投稿:  著者:  読了時間:28分(本文:約13,900文字)


《オレのブロマイドに需要なんてあるのか?》

■Otaku ワールドへようこそ![214]
 タイ王国の謎
 GrowHair




━━━━━━━━━━━━━━━━━━━━━━━━━━━━━━━━━━━
■Otaku ワールドへようこそ![214]
タイ王国の謎

GrowHair
< http://blog.dgcr.com/mt/dgcr/archives/20150703140100.html >
───────────────────────────────────

政情不安が長年にわたって続いていても、経済は経済で急成長していけるもんなのか。

約10か月にわたってタイ全土に敷かれていた戒厳令は4月1日(水)に全面解除されているものの、バンコクの街のそこここに兵士が数人ずつ立ち、6月になってもまだものものしい空気が続いている。

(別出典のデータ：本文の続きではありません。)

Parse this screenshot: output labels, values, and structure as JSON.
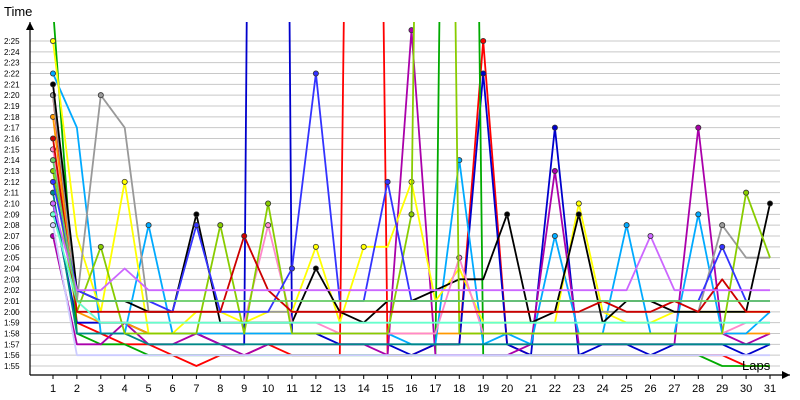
{
  "chart_data": {
    "type": "line",
    "title": "",
    "ylabel": "Time",
    "xlabel": "Laps",
    "x": [
      1,
      2,
      3,
      4,
      5,
      6,
      7,
      8,
      9,
      10,
      11,
      12,
      13,
      14,
      15,
      16,
      17,
      18,
      19,
      20,
      21,
      22,
      23,
      24,
      25,
      26,
      27,
      28,
      29,
      30,
      31
    ],
    "y_ticks": [
      "1:55",
      "1:56",
      "1:57",
      "1:58",
      "1:59",
      "2:00",
      "2:01",
      "2:02",
      "2:03",
      "2:04",
      "2:05",
      "2:06",
      "2:07",
      "2:08",
      "2:09",
      "2:10",
      "2:11",
      "2:12",
      "2:13",
      "2:14",
      "2:15",
      "2:16",
      "2:17",
      "2:18",
      "2:19",
      "2:20",
      "2:21",
      "2:22",
      "2:23",
      "2:24",
      "2:25"
    ],
    "ylim_seconds": [
      114,
      149
    ],
    "grid": true,
    "legend": "none",
    "series": [
      {
        "color": "#ff0000",
        "values": [
          140,
          119,
          118,
          117,
          117,
          116,
          115,
          116,
          116,
          117,
          116,
          116,
          116,
          300,
          116,
          116,
          117,
          117,
          145,
          117,
          116,
          116,
          116,
          116,
          116,
          116,
          116,
          116,
          116,
          115,
          115
        ]
      },
      {
        "color": "#0000cc",
        "values": [
          130,
          119,
          119,
          119,
          118,
          118,
          118,
          117,
          117,
          400,
          118,
          118,
          117,
          117,
          117,
          116,
          117,
          117,
          142,
          117,
          116,
          137,
          116,
          117,
          117,
          116,
          117,
          117,
          117,
          116,
          117
        ]
      },
      {
        "color": "#00aa00",
        "values": [
          148,
          118,
          117,
          117,
          116,
          116,
          116,
          116,
          116,
          116,
          116,
          116,
          116,
          116,
          116,
          116,
          116,
          300,
          116,
          116,
          116,
          116,
          116,
          116,
          116,
          116,
          116,
          116,
          115,
          115,
          115
        ]
      },
      {
        "color": "#aa00aa",
        "values": [
          127,
          117,
          117,
          119,
          117,
          117,
          118,
          117,
          116,
          117,
          117,
          117,
          117,
          117,
          116,
          146,
          116,
          116,
          116,
          116,
          117,
          133,
          117,
          117,
          117,
          117,
          117,
          137,
          118,
          117,
          118
        ]
      },
      {
        "color": "#ff9900",
        "values": [
          138,
          120,
          119,
          119,
          118,
          118,
          118,
          118,
          118,
          118,
          118,
          118,
          118,
          118,
          118,
          118,
          118,
          118,
          118,
          118,
          118,
          118,
          118,
          118,
          118,
          118,
          118,
          118,
          118,
          118,
          118
        ]
      },
      {
        "color": "#00aaff",
        "values": [
          142,
          137,
          118,
          118,
          128,
          118,
          118,
          118,
          118,
          118,
          118,
          118,
          118,
          118,
          118,
          117,
          117,
          134,
          117,
          118,
          117,
          127,
          118,
          118,
          128,
          118,
          118,
          129,
          118,
          118,
          120
        ]
      },
      {
        "color": "#ffff00",
        "values": [
          145,
          127,
          120,
          132,
          118,
          118,
          120,
          120,
          119,
          120,
          120,
          126,
          119,
          126,
          126,
          132,
          121,
          124,
          119,
          119,
          119,
          119,
          130,
          120,
          119,
          119,
          120,
          120,
          120,
          120,
          120
        ]
      },
      {
        "color": "#999999",
        "values": [
          140,
          121,
          140,
          137,
          120,
          120,
          120,
          120,
          120,
          120,
          120,
          120,
          120,
          120,
          120,
          120,
          120,
          120,
          120,
          120,
          120,
          120,
          120,
          120,
          120,
          120,
          120,
          120,
          128,
          125,
          125
        ]
      },
      {
        "color": "#000000",
        "values": [
          141,
          122,
          121,
          121,
          120,
          120,
          129,
          119,
          119,
          119,
          119,
          124,
          120,
          119,
          121,
          121,
          122,
          123,
          123,
          129,
          119,
          120,
          129,
          119,
          121,
          121,
          120,
          120,
          120,
          120,
          130
        ]
      },
      {
        "color": "#ff88cc",
        "values": [
          135,
          121,
          119,
          119,
          119,
          119,
          119,
          119,
          119,
          128,
          119,
          119,
          118,
          118,
          118,
          118,
          118,
          125,
          118,
          118,
          118,
          118,
          118,
          118,
          118,
          118,
          118,
          118,
          118,
          119,
          119
        ]
      },
      {
        "color": "#008888",
        "values": [
          131,
          118,
          118,
          118,
          117,
          117,
          117,
          117,
          117,
          117,
          117,
          117,
          117,
          117,
          117,
          117,
          117,
          117,
          117,
          117,
          117,
          117,
          117,
          117,
          117,
          117,
          117,
          117,
          117,
          117,
          117
        ]
      },
      {
        "color": "#88cc00",
        "values": [
          133,
          120,
          126,
          118,
          118,
          118,
          118,
          128,
          118,
          130,
          118,
          118,
          118,
          118,
          118,
          129,
          300,
          118,
          118,
          118,
          118,
          118,
          118,
          118,
          118,
          118,
          118,
          118,
          118,
          131,
          125
        ]
      },
      {
        "color": "#3333ff",
        "values": [
          132,
          122,
          121,
          121,
          121,
          120,
          128,
          120,
          120,
          120,
          124,
          142,
          121,
          121,
          132,
          121,
          121,
          121,
          121,
          121,
          121,
          121,
          121,
          121,
          121,
          121,
          121,
          121,
          126,
          121,
          121
        ]
      },
      {
        "color": "#cc0000",
        "values": [
          136,
          120,
          120,
          120,
          120,
          120,
          120,
          120,
          127,
          122,
          120,
          120,
          120,
          120,
          120,
          120,
          120,
          120,
          120,
          120,
          120,
          120,
          120,
          121,
          120,
          120,
          121,
          120,
          123,
          120,
          120
        ]
      },
      {
        "color": "#66ffcc",
        "values": [
          129,
          121,
          119,
          119,
          119,
          119,
          119,
          119,
          119,
          119,
          119,
          119,
          119,
          119,
          119,
          119,
          119,
          119,
          119,
          119,
          119,
          119,
          119,
          119,
          119,
          119,
          119,
          119,
          119,
          119,
          119
        ]
      },
      {
        "color": "#cc66ff",
        "values": [
          130,
          122,
          122,
          124,
          122,
          122,
          122,
          122,
          122,
          122,
          122,
          122,
          122,
          122,
          122,
          122,
          122,
          122,
          122,
          122,
          122,
          122,
          122,
          122,
          122,
          127,
          122,
          122,
          122,
          122,
          122
        ]
      },
      {
        "color": "#66cc66",
        "values": [
          134,
          121,
          121,
          121,
          121,
          121,
          121,
          121,
          121,
          121,
          121,
          121,
          121,
          121,
          121,
          121,
          121,
          121,
          121,
          121,
          121,
          121,
          121,
          121,
          121,
          121,
          121,
          121,
          121,
          121,
          121
        ]
      },
      {
        "color": "#ccccff",
        "values": [
          128,
          116,
          116,
          116,
          116,
          116,
          116,
          116,
          116,
          116,
          116,
          116,
          116,
          116,
          116,
          116,
          116,
          116,
          116,
          116,
          116,
          116,
          116,
          116,
          116,
          116,
          116,
          116,
          116,
          116,
          116
        ]
      }
    ]
  }
}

脳天気な日本人のこのじいさんは、政情不安を意にも介さず、セーラー服をまとってタイ入りし、ルンルン気分でバンコクの街を一人、お散歩する。

タイは立憲君主制を敷くが、実質的には議会に対して王権側が強い力をふるっている。タクシン元首相派の「タイ貢献党」が選挙に勝って議会で政権を握ると、王政側から軍が発動されてクーデターが起き、「民主党」が政権を奪還する、ということが繰り返されている。

第31代首相であるタクシン・チナワット氏がニューヨークに滞在中の2006年9月19日(火)にクーデターが起き、タクシン氏はそのまま亡命している。

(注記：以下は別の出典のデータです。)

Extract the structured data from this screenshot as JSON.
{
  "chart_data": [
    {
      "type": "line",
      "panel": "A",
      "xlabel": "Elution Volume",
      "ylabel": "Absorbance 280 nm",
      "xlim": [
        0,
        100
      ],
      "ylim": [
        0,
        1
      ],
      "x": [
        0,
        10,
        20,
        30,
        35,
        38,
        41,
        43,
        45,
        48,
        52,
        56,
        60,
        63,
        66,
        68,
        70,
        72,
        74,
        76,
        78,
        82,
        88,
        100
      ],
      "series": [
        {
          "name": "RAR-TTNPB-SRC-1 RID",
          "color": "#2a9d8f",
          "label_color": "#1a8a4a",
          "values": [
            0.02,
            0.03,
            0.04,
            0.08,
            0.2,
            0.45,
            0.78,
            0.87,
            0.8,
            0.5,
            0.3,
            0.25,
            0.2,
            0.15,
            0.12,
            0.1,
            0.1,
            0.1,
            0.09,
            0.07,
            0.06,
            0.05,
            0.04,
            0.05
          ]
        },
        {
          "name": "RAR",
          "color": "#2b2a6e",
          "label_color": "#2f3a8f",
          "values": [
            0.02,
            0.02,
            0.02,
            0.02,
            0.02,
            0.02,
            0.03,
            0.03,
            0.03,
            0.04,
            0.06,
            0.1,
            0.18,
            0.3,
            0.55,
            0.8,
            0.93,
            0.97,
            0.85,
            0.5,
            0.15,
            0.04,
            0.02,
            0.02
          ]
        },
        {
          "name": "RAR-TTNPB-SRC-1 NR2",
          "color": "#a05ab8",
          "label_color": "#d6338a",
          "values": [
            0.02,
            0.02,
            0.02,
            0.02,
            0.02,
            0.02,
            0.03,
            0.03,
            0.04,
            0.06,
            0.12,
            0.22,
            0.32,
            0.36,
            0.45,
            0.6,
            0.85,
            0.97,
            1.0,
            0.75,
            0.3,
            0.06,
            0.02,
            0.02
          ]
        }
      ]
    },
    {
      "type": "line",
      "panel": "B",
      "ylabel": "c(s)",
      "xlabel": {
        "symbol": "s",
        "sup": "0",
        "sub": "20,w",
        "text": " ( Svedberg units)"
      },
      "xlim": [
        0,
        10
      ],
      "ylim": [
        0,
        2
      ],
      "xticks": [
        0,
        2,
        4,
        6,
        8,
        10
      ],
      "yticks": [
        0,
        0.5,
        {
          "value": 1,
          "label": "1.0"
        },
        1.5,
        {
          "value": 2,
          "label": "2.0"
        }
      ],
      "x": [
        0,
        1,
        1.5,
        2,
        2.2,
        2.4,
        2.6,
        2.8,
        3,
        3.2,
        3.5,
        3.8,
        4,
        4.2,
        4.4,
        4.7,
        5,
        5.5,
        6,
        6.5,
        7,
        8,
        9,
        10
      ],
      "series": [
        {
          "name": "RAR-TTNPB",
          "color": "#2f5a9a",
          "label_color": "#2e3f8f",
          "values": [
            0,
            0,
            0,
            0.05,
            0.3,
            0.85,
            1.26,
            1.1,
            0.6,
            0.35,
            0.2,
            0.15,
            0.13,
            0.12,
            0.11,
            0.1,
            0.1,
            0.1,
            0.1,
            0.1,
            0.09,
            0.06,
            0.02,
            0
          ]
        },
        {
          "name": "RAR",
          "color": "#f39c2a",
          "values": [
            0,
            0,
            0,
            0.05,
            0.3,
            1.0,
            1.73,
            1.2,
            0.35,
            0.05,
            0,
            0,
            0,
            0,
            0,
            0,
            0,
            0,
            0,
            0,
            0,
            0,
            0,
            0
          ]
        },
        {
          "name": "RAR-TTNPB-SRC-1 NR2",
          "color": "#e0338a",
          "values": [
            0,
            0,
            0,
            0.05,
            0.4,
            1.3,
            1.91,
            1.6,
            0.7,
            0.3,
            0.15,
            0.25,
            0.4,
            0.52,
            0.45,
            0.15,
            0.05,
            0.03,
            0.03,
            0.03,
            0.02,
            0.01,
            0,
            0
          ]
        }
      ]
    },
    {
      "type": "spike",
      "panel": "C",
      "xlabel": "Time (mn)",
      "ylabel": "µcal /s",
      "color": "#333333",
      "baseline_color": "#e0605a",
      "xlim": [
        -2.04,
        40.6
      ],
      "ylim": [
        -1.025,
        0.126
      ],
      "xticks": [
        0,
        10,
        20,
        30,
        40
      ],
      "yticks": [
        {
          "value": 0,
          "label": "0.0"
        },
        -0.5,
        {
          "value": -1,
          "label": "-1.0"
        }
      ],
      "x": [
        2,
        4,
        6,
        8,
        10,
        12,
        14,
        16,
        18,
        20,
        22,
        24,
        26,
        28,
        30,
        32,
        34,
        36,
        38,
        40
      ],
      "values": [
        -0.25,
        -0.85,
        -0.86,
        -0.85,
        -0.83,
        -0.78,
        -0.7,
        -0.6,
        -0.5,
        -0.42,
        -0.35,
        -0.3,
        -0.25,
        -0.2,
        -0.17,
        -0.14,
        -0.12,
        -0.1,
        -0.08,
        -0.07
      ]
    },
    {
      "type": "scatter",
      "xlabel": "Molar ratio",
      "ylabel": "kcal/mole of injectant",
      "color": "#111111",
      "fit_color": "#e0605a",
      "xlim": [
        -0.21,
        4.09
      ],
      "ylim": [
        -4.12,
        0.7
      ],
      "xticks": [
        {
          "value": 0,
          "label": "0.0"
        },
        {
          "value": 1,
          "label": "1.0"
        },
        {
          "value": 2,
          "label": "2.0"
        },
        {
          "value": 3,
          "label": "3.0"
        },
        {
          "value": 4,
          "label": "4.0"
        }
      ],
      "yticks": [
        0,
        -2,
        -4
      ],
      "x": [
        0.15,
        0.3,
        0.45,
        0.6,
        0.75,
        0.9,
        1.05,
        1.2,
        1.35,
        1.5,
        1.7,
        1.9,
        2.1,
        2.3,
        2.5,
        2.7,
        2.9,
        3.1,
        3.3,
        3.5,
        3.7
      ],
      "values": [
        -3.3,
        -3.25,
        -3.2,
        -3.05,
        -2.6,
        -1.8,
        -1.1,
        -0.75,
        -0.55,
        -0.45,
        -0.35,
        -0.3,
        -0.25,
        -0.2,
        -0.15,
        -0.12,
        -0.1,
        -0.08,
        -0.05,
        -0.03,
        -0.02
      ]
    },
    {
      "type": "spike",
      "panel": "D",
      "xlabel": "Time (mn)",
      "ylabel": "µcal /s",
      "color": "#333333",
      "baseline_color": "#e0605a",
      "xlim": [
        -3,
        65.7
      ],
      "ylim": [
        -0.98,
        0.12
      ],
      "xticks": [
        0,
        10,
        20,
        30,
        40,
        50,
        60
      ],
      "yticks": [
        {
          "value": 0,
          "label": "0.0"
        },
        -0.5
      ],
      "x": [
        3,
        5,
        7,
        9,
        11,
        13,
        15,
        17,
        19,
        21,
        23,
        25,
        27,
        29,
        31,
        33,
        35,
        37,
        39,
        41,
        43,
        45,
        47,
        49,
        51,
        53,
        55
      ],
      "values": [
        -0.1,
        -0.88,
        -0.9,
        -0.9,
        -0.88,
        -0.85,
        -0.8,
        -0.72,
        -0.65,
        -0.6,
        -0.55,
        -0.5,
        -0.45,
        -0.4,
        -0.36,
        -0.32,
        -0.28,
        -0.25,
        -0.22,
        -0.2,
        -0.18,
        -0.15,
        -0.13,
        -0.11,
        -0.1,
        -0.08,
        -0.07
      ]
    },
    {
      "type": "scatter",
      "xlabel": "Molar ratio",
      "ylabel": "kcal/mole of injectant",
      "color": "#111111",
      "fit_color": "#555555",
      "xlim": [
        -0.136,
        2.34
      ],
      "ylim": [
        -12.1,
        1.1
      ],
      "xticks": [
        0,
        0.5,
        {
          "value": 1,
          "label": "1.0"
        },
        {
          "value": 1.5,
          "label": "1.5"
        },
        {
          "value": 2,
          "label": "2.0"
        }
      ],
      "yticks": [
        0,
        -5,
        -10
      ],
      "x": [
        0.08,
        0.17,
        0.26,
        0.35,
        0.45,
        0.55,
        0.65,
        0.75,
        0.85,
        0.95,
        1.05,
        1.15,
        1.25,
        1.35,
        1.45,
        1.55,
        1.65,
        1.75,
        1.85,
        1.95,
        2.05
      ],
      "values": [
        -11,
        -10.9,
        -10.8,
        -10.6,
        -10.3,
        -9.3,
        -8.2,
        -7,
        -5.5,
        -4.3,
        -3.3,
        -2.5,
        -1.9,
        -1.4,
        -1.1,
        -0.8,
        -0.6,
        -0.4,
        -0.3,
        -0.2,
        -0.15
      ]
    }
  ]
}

2011年7月3日(日)の総選挙でタイ貢献党が勝利し、タクシン氏の妹であり美貌で評判の高いインラック・シナワトラ氏が第36代首相に就任した。しかし、2014年5月7日(水)の人事異動の発令が憲法違反にあたると判定されて首相の座を追われた。

2014年5月20日(火)、タイ王国全土に戒厳令が敷かれ、二日後の22日(木)、国軍がクーデター成立を宣言した。同国が立憲君主制に移行した1932年の立憲革命以来、19回目のクーデターとなった。

クーデターを主導したタイ王国陸軍総司令官のプラユット・チャンオチャ氏が2014年8月25日(月)、国王からの任命を受けて正式に第37代首相に就任している。

タイの人々はこの事態をどの程度深刻に受け止めているのか、いまひとつよく分からないところがある。2014年2月には、混乱するタイの政治状況を報道するためにバンコク入りした日本人アナウンサーについて、「イケメンすぎる」と騒ぎが起きている。2014年2月9日(日)の産経ニュースは下記のように報じている。

政治の混乱が続くタイのインラック政権は、下院の総選挙を2日に強行、反政府デモの妨害で選挙区の二割が投票中止に追い込まれた。大規模衝突に備え、各国のメディアも首都バンコクに集結したが、現地メディアに映ったある日本人アナウンサーについて「イケメン過ぎる」とネット上で話題が沸騰。一部で選挙の結果以上に注目を集め、地元紙が「タイの政治を見劣りさせる」と報じる人気ぶりとなっている。

タイの女性たちをゾッコンにさせているのは、フジテレビ系報道番組「スーパーニュース」でキャスターを務める榎並(えなみ)大二郎氏(28)。総選挙当日、インラック首相がバンコクの投票所で投票するもようをヘルメットと防弾チョッキ姿でリポートした。

郊外では爆発や発砲が散発的に起き死者も出ているものの、さすがに投票所で「厳重装備」をしていたマスコミは少なく、目立つ格好が注目を浴び、その男前ぶりが地元視聴者の目にとまった。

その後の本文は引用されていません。